Alle 01:23 GMT, i future sul Brent cedevano l’1,3% a 87,24 dollari al barile, mentre i future sul West Texas Intermediate (WTI) perdevano l’1,2% a 81,61 dollari al barile. Il movimento ha esteso il forte calo registrato nella seduta precedente, quando entrambi i benchmark avevano perso oltre il 9%.
Il ribasso riflette il progressivo ridimensionamento del rally della scorsa settimana, mentre il mercato riduce le aspettative di una grave interruzione delle esportazioni mondiali di petrolio.
I progressi diplomatici pesano sulle quotazioni del greggio
Dopo aver superato brevemente i 100 dollari al barile la scorsa settimana, il Brent ha invertito la rotta con decisione, poiché gli operatori ritengono sempre più probabile un allentamento delle tensioni in Medio Oriente.
Il sentiment è migliorato dopo che il presidente degli Stati Uniti Donald Trump ha confermato che Washington e Teheran stanno conducendo negoziati per cercare di porre fine al conflitto, successivamente alla decisione di sospendere ulteriori operazioni militari statunitensi per favorire il dialogo.
Anche l’Iran ha interrotto le proprie azioni di risposta dopo la pausa annunciata dagli Stati Uniti, mentre alcune indiscrezioni indicano che la Cina stia lavorando per favorire una ripresa dei contatti diplomatici tra le due parti.
L’analista senior di IG Tony Sycamore ha dichiarato che il ribasso superiore al 9% riflette la crescente convinzione che possa emergere una soluzione diplomatica, riducendo le preoccupazioni immediate per le infrastrutture energetiche della regione.
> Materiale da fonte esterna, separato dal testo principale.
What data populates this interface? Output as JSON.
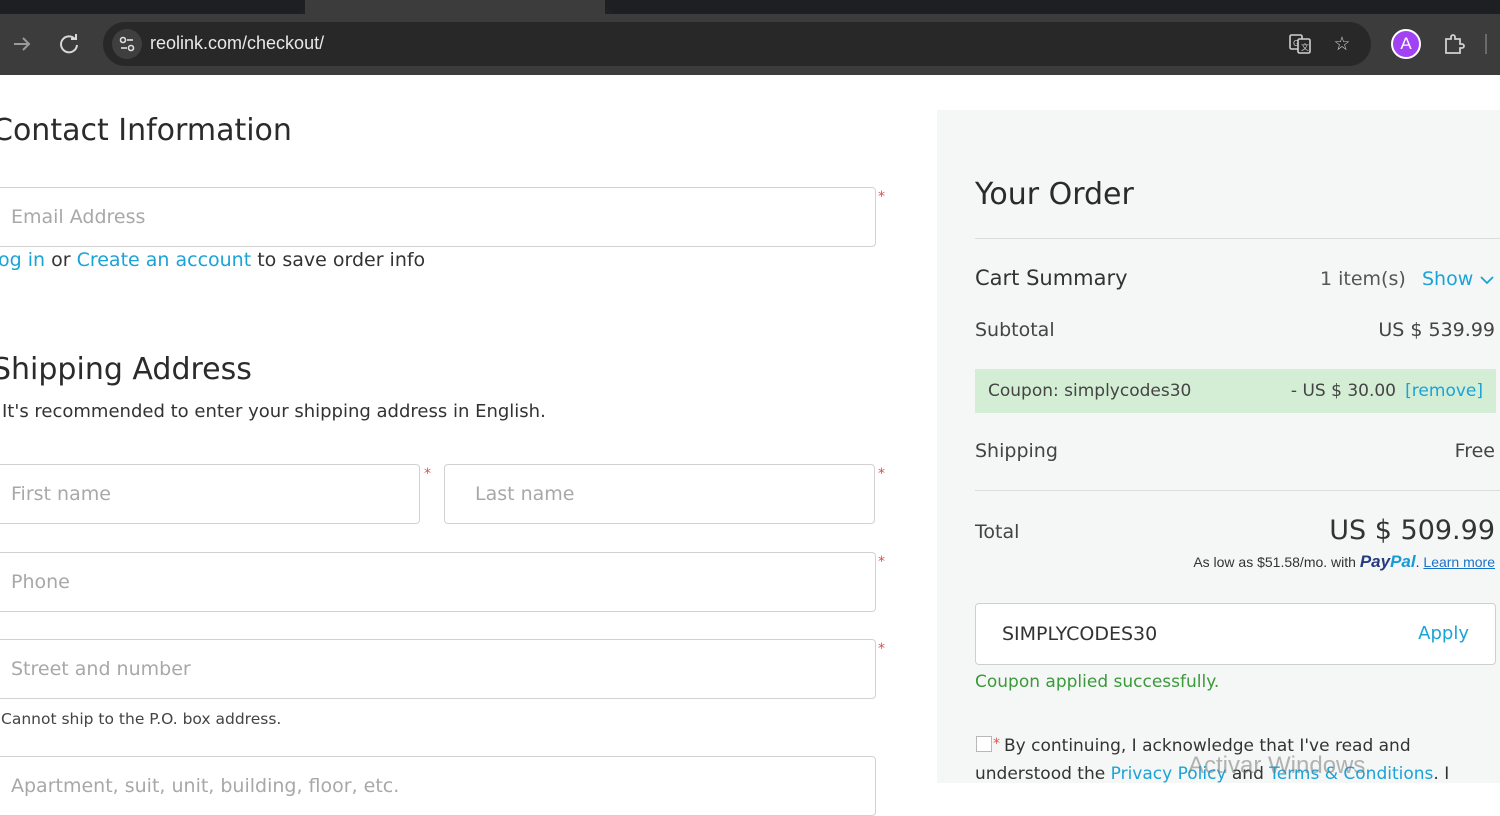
{
  "browser": {
    "url": "reolink.com/checkout/",
    "profile_initial": "A"
  },
  "contact": {
    "title": "Contact Information",
    "email_placeholder": "Email Address",
    "login_link": "og in",
    "or_text": "or",
    "create_link": "Create an account",
    "save_text": "to save order info"
  },
  "shipping": {
    "title": "Shipping Address",
    "subtitle": "It's recommended to enter your shipping address in English.",
    "first_name_placeholder": "First name",
    "last_name_placeholder": "Last name",
    "phone_placeholder": "Phone",
    "street_placeholder": "Street and number",
    "po_note": "Cannot ship to the P.O. box address.",
    "apartment_placeholder": "Apartment, suit, unit, building, floor, etc."
  },
  "order": {
    "title": "Your Order",
    "cart_summary_label": "Cart Summary",
    "item_count": "1 item(s)",
    "show_label": "Show",
    "subtotal_label": "Subtotal",
    "subtotal_value": "US $ 539.99",
    "coupon_label": "Coupon: simplycodes30",
    "coupon_discount": "- US $ 30.00",
    "coupon_remove": "[remove]",
    "shipping_label": "Shipping",
    "shipping_value": "Free",
    "total_label": "Total",
    "total_value": "US $ 509.99",
    "paypal_prefix": "As low as $51.58/mo. with",
    "paypal_brand_pay": "Pay",
    "paypal_brand_pal": "Pal",
    "paypal_learn": "Learn more",
    "coupon_code_value": "SIMPLYCODES30",
    "apply_label": "Apply",
    "coupon_success": "Coupon applied successfully.",
    "terms_text": "By continuing, I acknowledge that I've read and",
    "terms_line2_prefix": "understood the",
    "privacy_link": "Privacy Policy",
    "and_text": "and",
    "terms_link": "Terms & Conditions",
    "terms_tail": ". I"
  },
  "os": {
    "watermark": "Activar Windows"
  },
  "colors": {
    "link": "#1aa3d8",
    "required": "#d9534f",
    "success": "#3a9a3a",
    "coupon_bg": "#d4edd5",
    "panel_bg": "#f5f6f6",
    "paypal_dark": "#253b80",
    "paypal_light": "#179bd7"
  },
  "icons": [
    "forward-arrow-icon",
    "reload-icon",
    "site-info-icon",
    "translate-icon",
    "bookmark-star-icon",
    "profile-avatar",
    "extensions-icon",
    "chevron-down-icon"
  ]
}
Ha tuttavia avvertito che la tregua rimane fragile e che il mercato attende prove più concrete di un progresso duraturo prima di eliminare completamente il premio per il rischio geopolitico incorporato nei prezzi del petrolio.
Le rotte marittime restano un fattore di rischio
Nonostante il miglioramento del sentiment, Sycamore ha osservato che il traffico delle petroliere attraverso lo Stretto di Hormuz non ha ancora mostrato una ripresa significativa, mentre anche i transiti nello Stretto di Bab el-Mandeb restano ben al di sotto dei livelli normali.
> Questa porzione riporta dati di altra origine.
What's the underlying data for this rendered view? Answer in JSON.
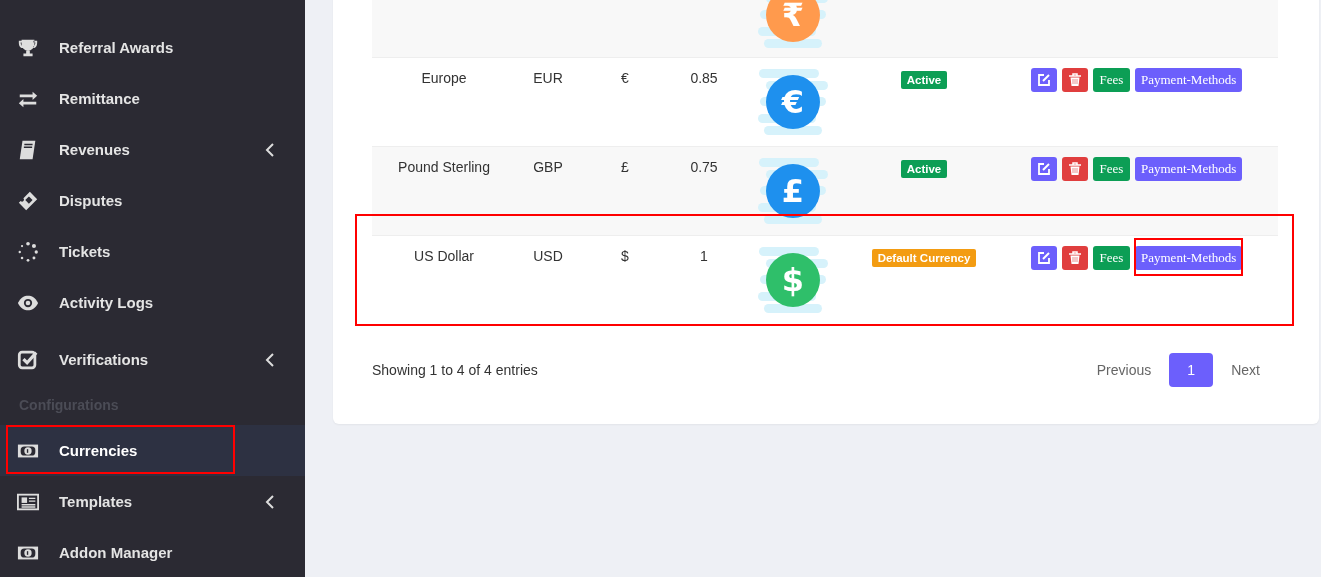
{
  "sidebar": {
    "items": [
      {
        "kind": "link",
        "label": "Referral Awards",
        "expandable": false,
        "selected": false,
        "highlighted": false
      },
      {
        "kind": "link",
        "label": "Remittance",
        "expandable": false,
        "selected": false,
        "highlighted": false
      },
      {
        "kind": "link",
        "label": "Revenues",
        "expandable": true,
        "selected": false,
        "highlighted": false
      },
      {
        "kind": "link",
        "label": "Disputes",
        "expandable": false,
        "selected": false,
        "highlighted": false
      },
      {
        "kind": "link",
        "label": "Tickets",
        "expandable": false,
        "selected": false,
        "highlighted": false
      },
      {
        "kind": "link",
        "label": "Activity Logs",
        "expandable": false,
        "selected": false,
        "highlighted": false
      },
      {
        "kind": "link",
        "label": "Verifications",
        "expandable": true,
        "selected": false,
        "highlighted": false
      },
      {
        "kind": "header",
        "label": "Configurations"
      },
      {
        "kind": "link",
        "label": "Currencies",
        "expandable": false,
        "selected": true,
        "highlighted": true
      },
      {
        "kind": "link",
        "label": "Templates",
        "expandable": true,
        "selected": false,
        "highlighted": false
      },
      {
        "kind": "link",
        "label": "Addon Manager",
        "expandable": false,
        "selected": false,
        "highlighted": false
      }
    ]
  },
  "table": {
    "rows": [
      {
        "coin": {
          "glyph": "₹",
          "color": "#ff9a4d"
        }
      },
      {
        "highlighted": false,
        "name": "Europe",
        "code": "EUR",
        "symbol": "€",
        "rate": "0.85",
        "coin": {
          "glyph": "€",
          "color": "#1e90ee"
        },
        "status": {
          "kind": "active",
          "label": "Active"
        },
        "actions": [
          {
            "kind": "edit"
          },
          {
            "kind": "delete"
          },
          {
            "kind": "fees",
            "label": "Fees"
          },
          {
            "kind": "methods",
            "label": "Payment-Methods",
            "highlighted": false
          }
        ]
      },
      {
        "highlighted": false,
        "name": "Pound Sterling",
        "code": "GBP",
        "symbol": "£",
        "rate": "0.75",
        "coin": {
          "glyph": "£",
          "color": "#1e90ee"
        },
        "status": {
          "kind": "active",
          "label": "Active"
        },
        "actions": [
          {
            "kind": "edit"
          },
          {
            "kind": "delete"
          },
          {
            "kind": "fees",
            "label": "Fees"
          },
          {
            "kind": "methods",
            "label": "Payment-Methods",
            "highlighted": false
          }
        ]
      },
      {
        "highlighted": true,
        "name": "US Dollar",
        "code": "USD",
        "symbol": "$",
        "rate": "1",
        "coin": {
          "glyph": "$",
          "color": "#2fbf6a"
        },
        "status": {
          "kind": "default",
          "label": "Default Currency"
        },
        "actions": [
          {
            "kind": "edit"
          },
          {
            "kind": "delete"
          },
          {
            "kind": "fees",
            "label": "Fees"
          },
          {
            "kind": "methods",
            "label": "Payment-Methods",
            "highlighted": true
          }
        ]
      }
    ]
  },
  "footer": {
    "info": "Showing 1 to 4 of 4 entries",
    "pagination": [
      {
        "label": "Previous",
        "selected": false
      },
      {
        "label": "1",
        "selected": true
      },
      {
        "label": "Next",
        "selected": false
      }
    ]
  }
}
Ha inoltre spiegato che gli investitori seguiranno con attenzione i negoziati riguardanti la sicurezza della navigazione nello Stretto di Hormuz, sottolineando che un eventuale fallimento delle trattative o nuovi attacchi alle infrastrutture petrolifere saudite potrebbero riportare rapidamente un premio per il rischio geopolitico sui prezzi del greggio.
Iran e Oman stanno proseguendo i colloqui per ripristinare la piena operatività di questa rotta strategica, attraverso la quale transita normalmente circa un quinto delle esportazioni mondiali di petrolio.
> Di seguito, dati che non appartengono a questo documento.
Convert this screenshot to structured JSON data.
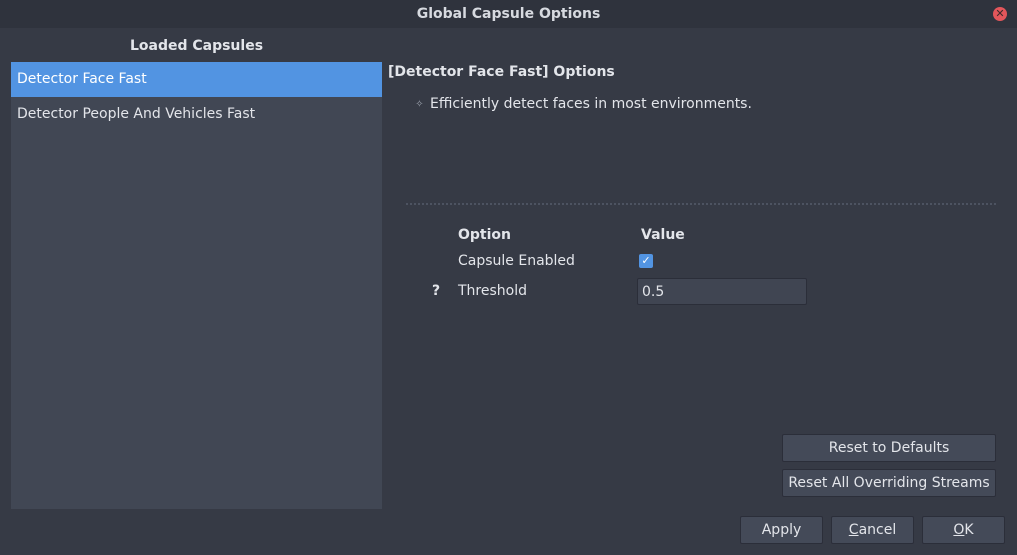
{
  "window": {
    "title": "Global Capsule Options",
    "close_icon": "close-icon"
  },
  "sidebar": {
    "heading": "Loaded Capsules",
    "items": [
      {
        "label": "Detector Face Fast",
        "selected": true
      },
      {
        "label": "Detector People And Vehicles Fast",
        "selected": false
      }
    ]
  },
  "options": {
    "heading": "[Detector Face Fast] Options",
    "description_icon": "sparkle-icon",
    "description": "Efficiently detect faces in most environments.",
    "columns": {
      "option": "Option",
      "value": "Value"
    },
    "rows": [
      {
        "label": "Capsule Enabled",
        "type": "checkbox",
        "checked": true
      },
      {
        "label": "Threshold",
        "type": "text",
        "value": "0.5",
        "help": "?"
      }
    ]
  },
  "buttons": {
    "reset_defaults": "Reset to Defaults",
    "reset_streams": "Reset All Overriding Streams",
    "apply": "Apply",
    "cancel_first": "C",
    "cancel_rest": "ancel",
    "ok_first": "O",
    "ok_rest": "K"
  },
  "colors": {
    "accent": "#5294e2",
    "background": "#363a45",
    "panel": "#414754",
    "close": "#e3565b"
  }
}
Un accordo potrebbe favorire negoziati più ampi tra Washington e Teheran, anche se gli operatori continuano a mantenere un atteggiamento prudente in attesa di conferme sulla tenuta della tregua diplomatica.
Nel frattempo, il mercato segue anche gli sviluppi in Kazakistan, dove il principale terminal di esportazione di petrolio ha ripreso le operazioni di carico dopo le interruzioni causate dagli attacchi dei droni ucraini, contribuendo ad attenuare le preoccupazioni sull’offerta globale di greggio nel breve termine.